Sir, - In The Irish Times of July 26th Paul Cullen described a visit to the Weyra health clinic, constructed at a cost of £120,000 and opened last December.
Mr Cullen claims that "no-one told the Ethiopian government" that GOAL would be ending its involvement with the clinic after five years. This is incorrect. The project agreement between GOAL and the Ethiopian Ministry of Health (MOH), signed in June 1992, clearly shows that GOAL would hand over the health station to the MOH at the end of the five-year project period.
Mr Cullen failed to mention that the Weyra clinic operates as a base for the health outreach clinics which GOAL runs in 16 surrounding villages. The clinic serves the health needs of a total population of some 50,000 people.
The clinic is large, as your correspondent rightly pointed out. However, while Mr Cullen might appear to have a problem with this, the Ethiopian MOH does not. It issued new guidelines in 1995 for health clinics, changing its policy from building small health stations to larger health centres.
At the time of Mr Cullen's visit, GOAL was in the process of upgrading the Weyra clinic from a health station to a health centre, as requested by the MOH. He pointed out that the clinic's supply of medicines "fitted on top of a table". Non-governmental agencies are not allowed to import medicines into Ethiopia. All medicines must come through the Ethiopian MOH central pharmacy. An extensive medicine order was being processed at length by this pharmacy at the time of Mr Cullen's visit, and these were received at the clinic two days after Mr Cullen's visit.
Mr Cullen also refers to a generator at the clinic which was too expensive to run and "only came on at night". Refrigeration equipment for vaccines is powered by kerosene motors, and the generator is required only at night to light the clinic.

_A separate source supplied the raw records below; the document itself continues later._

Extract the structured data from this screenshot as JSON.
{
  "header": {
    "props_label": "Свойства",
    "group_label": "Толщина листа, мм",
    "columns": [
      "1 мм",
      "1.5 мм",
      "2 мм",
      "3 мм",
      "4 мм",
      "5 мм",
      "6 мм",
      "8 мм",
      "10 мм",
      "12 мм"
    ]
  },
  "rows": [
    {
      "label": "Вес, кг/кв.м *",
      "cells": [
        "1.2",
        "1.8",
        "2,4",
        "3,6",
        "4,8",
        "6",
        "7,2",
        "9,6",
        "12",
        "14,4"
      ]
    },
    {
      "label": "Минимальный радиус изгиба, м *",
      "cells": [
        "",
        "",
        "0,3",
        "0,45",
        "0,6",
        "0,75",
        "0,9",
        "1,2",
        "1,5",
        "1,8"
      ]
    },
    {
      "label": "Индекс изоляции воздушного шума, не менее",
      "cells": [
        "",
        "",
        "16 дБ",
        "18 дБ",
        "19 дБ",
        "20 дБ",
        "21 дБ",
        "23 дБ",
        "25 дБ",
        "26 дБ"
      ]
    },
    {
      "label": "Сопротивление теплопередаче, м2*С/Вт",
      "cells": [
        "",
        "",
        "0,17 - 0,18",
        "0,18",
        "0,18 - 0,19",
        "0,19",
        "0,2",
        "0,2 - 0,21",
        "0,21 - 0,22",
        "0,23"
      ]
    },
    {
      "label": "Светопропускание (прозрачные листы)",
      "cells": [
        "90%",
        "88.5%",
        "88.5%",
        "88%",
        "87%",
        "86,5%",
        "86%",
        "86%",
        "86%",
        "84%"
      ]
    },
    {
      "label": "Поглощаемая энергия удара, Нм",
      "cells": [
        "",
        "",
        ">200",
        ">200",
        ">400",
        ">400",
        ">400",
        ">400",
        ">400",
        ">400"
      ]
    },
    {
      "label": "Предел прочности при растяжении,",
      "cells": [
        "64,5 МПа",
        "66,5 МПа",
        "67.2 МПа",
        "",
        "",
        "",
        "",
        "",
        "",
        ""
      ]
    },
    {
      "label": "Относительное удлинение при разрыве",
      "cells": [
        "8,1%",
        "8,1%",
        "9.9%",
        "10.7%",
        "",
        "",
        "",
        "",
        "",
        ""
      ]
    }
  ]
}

If this is to become a sustainable MOH clinic - in which available generators are run only at night - GOAL believes it should mirror this practice.
For seven months before Mr Cullen's visit, GOAL had been in negotiation with the MOH - which was now concerned that it could not fulfil its part of the takeover agreement - about the clinic's future. To allow the MOH to take on its responsibilities more gradually - and ensure that it did not become "another white elephant" - GOAL agreed to fund the clinic for a further two years.
I make no apologies for this decision, nor for the decision to build this clinic in the first place. It has provided essential health services to a large and very poor community who would otherwise be denied access to medical treatment. It will continue to do so over the next two years and, with increasing input from the Ethiopian MOH, for many years to come. - Yours, etc., Fiona Quinn, Field Director, GOAL Ethiopia.